British Pound Forecast 2016: Brexit and Austerity to Keep Gains Capped
The EU referendum and a fresh round of fiscal austerity could keep a lid on the pound sterling's strength in 2016 but strong economic fundamentals should provide a floor to any declines.
As we enter the final throes of the year the outlook for the British pound in 2016 is bright with strong domestic growth and increasing employment and wages likely to continue providing support.
Strong data means interest rate rises at the Bank of England are therefore needed with markets pricing in the first rate hike towards the end of 2016 - a stark contrast to the likes of the European Central Bank who are possibly going to cut interest rates once more.
"One European currency long expected to join the USD among those positively responding to global divergence themes is GBP," says Shahab Jalinoos at Credit Suisse, "given the UK's tight labor market and signs of wage pressures, our economists expect the BoE to follow the Fed relatively quickly in hiking rates."

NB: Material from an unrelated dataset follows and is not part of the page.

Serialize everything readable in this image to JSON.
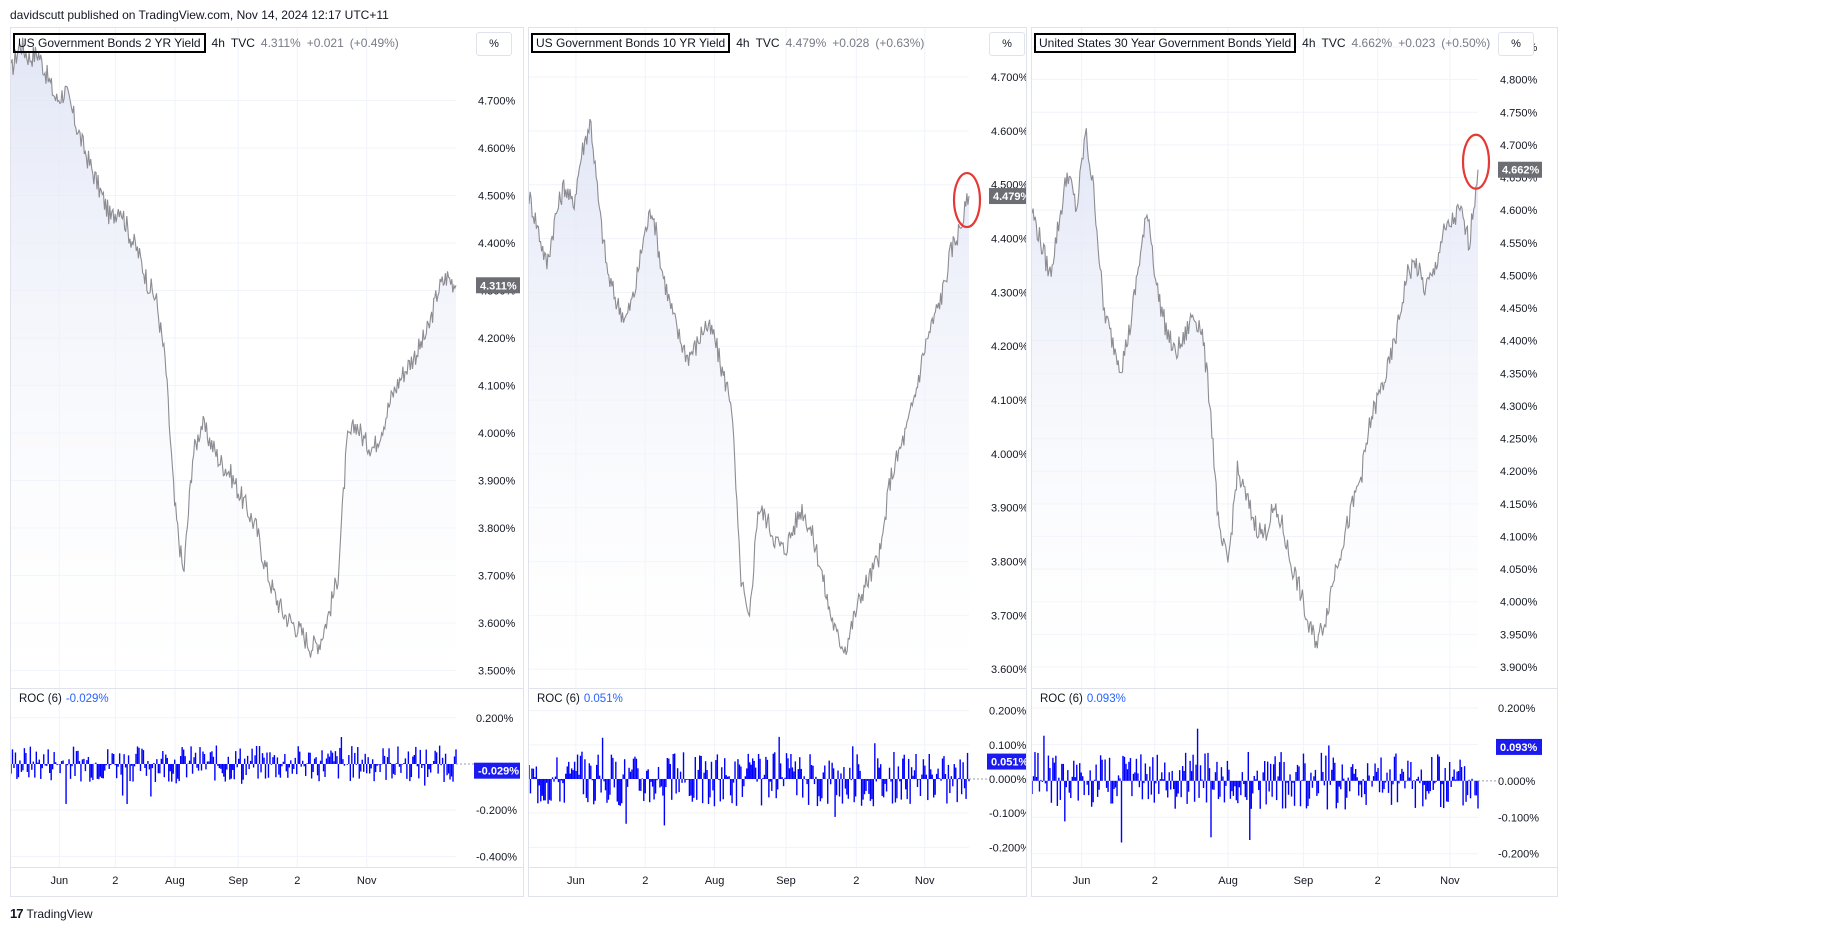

Credit Suisse analysts see a first BoE hike in August 2016, which would benefit GBP.
"But if we look further out, the elephant in the room remains the possibility of a "Brexit" referendum, most likely in H2 2016," warns Jalinoos, touching on the one key risk to GBP strength in 2016.
More Brexit Reading:
- Bank of America: UK economy and sterling to be weighed by European referendum
- ING: A stronger pound / euro rate, but Brexit risks to keep a lid on sterling
Forecasting British Pound Volatility in 2016
Political risk is a big issue for sterling which relies heavily on foreign inflows to prop up its value.
The UK is a net importer and to balance the trade budget inflows of foreign capital are important. Political uncertainty is the one switch that can kill these much-needed inflows.
"As the Scottish referendum and UK general election earlier this year showed, such events have the potential to create market volatility as they approach, not least in light of the UK economy's leveraged balance sheet," says Jalinoos.
What the above shows is GBP volatility started rising six months ahead of the Scottish referendum and the UK general election.
The potential economic ramifications are substantial.
Credit Suisse believe investment spending could suffer or foreign investors may avoid financing the UK's still-large current account deficit - the UK has large funding needs through "other investments," such as bank lending.
"This poses a risk of GBP sell-offs amid high volatility. With GBP implied volatility at subdued levels, arguably the risk return for short GBP/long volatility trades that perform in a risk-off environment linked to a "Brexit" referendum should be considered once the exact date is known and we reach the 6-month window," says Jalinoos.
Government Spending Cuts: Another Potential Weight on £
The UK's Conservative Party was voted into power on the promise that they would reduce Government spending which rocketed, as a percentage of GDP, between 2000 and 2010.
While the long-term benefits of balanced spending are to be desired, a short-term shave to economic growth is expected as fiscal flows to the economy are turned off.
"Along with Japan, current IMF projections show the UK as among the biggest losers in the G10 space in terms of 2016 GDP outcomes from fiscal retrenchment," says Jalinoos.
That said, with UK economic growth headed in its current direction there is probably no better time to shave expenditure. Indeed, in the context of any future global slowdowns those governments that have amassed spending fire-power during the good times will likely be better served.
We also note that the Bank of England places little emphasis on fiscal expenditure when making their interest rate calls and and as such the overall impact on sterling could be limited.